Die fristwahrende Vollziehung der einstweiligen Verfügung muss nach herrschender Meinung im Regelfall durch Zustellung im Parteibetrieb erfolgen (BGHZ 120, 78 f., 86). Ausnahmsweise wird auch lediglich die amtswegige Zustellung als ausreichend angesehen, wenn nach den Umständen an der Ernstlichkeit des Anliegens des Klägers kein Zweifel besteht und eine (zusätzliche) Parteizustellung auf eine bloße Formalität hinaus liefe.
Dabei ist jedoch zu beachten, dass bei einer einstweiligen Verfügung im Ausland durch Amtszustellung die Vollziehungsfrist des § 929 Abs. 2 ZPO nur dann gewahrt bleibt, wenn der Antrag auf Auslandszustellung innerhalb eines Monats bei Gericht gestellt wird und die Zustellung im Anschluss „demnächst“ i.S.d. § 167 ZPO auch erfolgt.
Dies war im vorliegenden Fall jedoch nicht so. Der Zustellungsauftrag der Antragstellerin ging erst am 6. September 2017 bei Gericht ein und musste sodann erst übersetzt werden. Auf die Anforderung des Gerichts vom 08.08.2017, hierzu € 740,– als Vorschuss einzubezahlen, erfolgte eine Einzahlung erst am 22.09.2017 (mit Buchungstag vom 25.9.2017), mit der Folge, dass die Zustellung im Rechtshilfeweg erst eingeleitet werden konnte, als die Monatsfrist des § 929 Abs. 2 ZPO abgelaufen war. Dies führte dazu, dass die einstweilige Verfügung erst am 10.01.2018, und damit nicht mehr „demnächst“ i.S.v. § 167 ZPO zugestellt wurde.
Hinzu kommt, dass die Antragstellerin die Möglichkeit gehabt hätte, nach § 15 EuZustVO eine unmittelbare Zustellung im Parteiwege vorzunehmen, die ihr eine Zustellung binnen eines Monats ermöglicht hätte.
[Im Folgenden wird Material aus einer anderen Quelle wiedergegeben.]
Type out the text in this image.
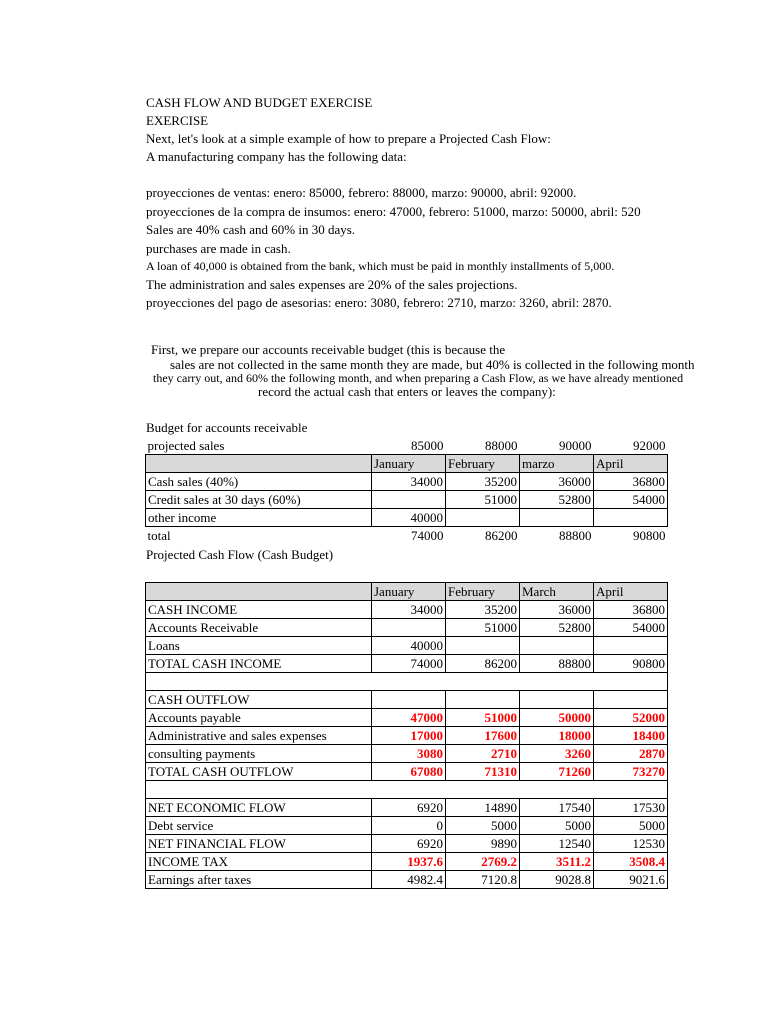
CASH FLOW AND BUDGET EXERCISE
EXERCISE
Next, let's look at a simple example of how to prepare a Projected Cash Flow:
A manufacturing company has the following data:
proyecciones de ventas: enero: 85000, febrero: 88000, marzo: 90000, abril: 92000.
proyecciones de la compra de insumos: enero: 47000, febrero: 51000, marzo: 50000, abril: 520
Sales are 40% cash and 60% in 30 days.
purchases are made in cash.
A loan of 40,000 is obtained from the bank, which must be paid in monthly installments of 5,000.
The administration and sales expenses are 20% of the sales projections.
proyecciones del pago de asesorias: enero: 3080, febrero: 2710, marzo: 3260, abril: 2870.
First, we prepare our accounts receivable budget (this is because the
sales are not collected in the same month they are made, but 40% is collected in the following month
they carry out, and 60% the following month, and when preparing a Cash Flow, as we have already mentioned
record the actual cash that enters or leaves the company):
Budget for accounts receivable
projected sales	85000	88000	90000	92000
	January	February	marzo	April
Cash sales (40%)	34000	35200	36000	36800
Credit sales at 30 days (60%)		51000	52800	54000
other income	40000			
total	74000	86200	88800	90800
Projected Cash Flow (Cash Budget)
	January	February	March	April
CASH INCOME	34000	35200	36000	36800
Accounts Receivable		51000	52800	54000
Loans	40000			
TOTAL CASH INCOME	74000	86200	88800	90800

CASH OUTFLOW				
Accounts payable	47000	51000	50000	52000
Administrative and sales expenses	17000	17600	18000	18400
consulting payments	3080	2710	3260	2870
TOTAL CASH OUTFLOW	67080	71310	71260	73270

NET ECONOMIC FLOW	6920	14890	17540	17530
Debt service	0	5000	5000	5000
NET FINANCIAL FLOW	6920	9890	12540	12530
INCOME TAX	1937.6	2769.2	3511.2	3508.4
Earnings after taxes	4982.4	7120.8	9028.8	9021.6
2. Die einstweilige Kammer war jedoch auch mangels Verfügungsanspruchs aufzuheben. Ein Fall der Rufausbeutung oder Herkunftstäuschung i.S.v. § 4 Nr. 3 a oder b UWG liegt nicht vor, da die Antragsgegnerin bzw. die Herstellerin D… & G… bei der angegriffenen Badelatsche einen deutlichen gestalterischen und wettbewerblichen Abstand zum Produkt der Antragstellerin einhält:
Durch die Verwendung des Echtfells erhält die Badelatsche der Antragsgegnerin einen ganz anderen Gesamteindruck als die der Antragstellerin. Sie wirkt deutlich hochwertiger und individueller, insbesondere auch dadurch, dass – wie die Kammer bei Inaugenscheinnahme eines weiteren Paares der Badelatsche der Antragsgegnerin feststellen konnte – jedes einzelne Paar, abhängig von dem verwendeten Nerzfell, eine individuelle, von einem weiteren Paar abweichende Optik hat, weil jedes Nerzfell ein wenig von dem anderen Fell abweicht. Darüber hinaus ist der von der Antragsgegnerin verwendete Nerzfellriemen breiter als der Kunstfellriemen der Antragstellerin. Auch die Sohlengestaltung unterscheidet sich und wirkt bei der Antragsgegnerin hochwertiger.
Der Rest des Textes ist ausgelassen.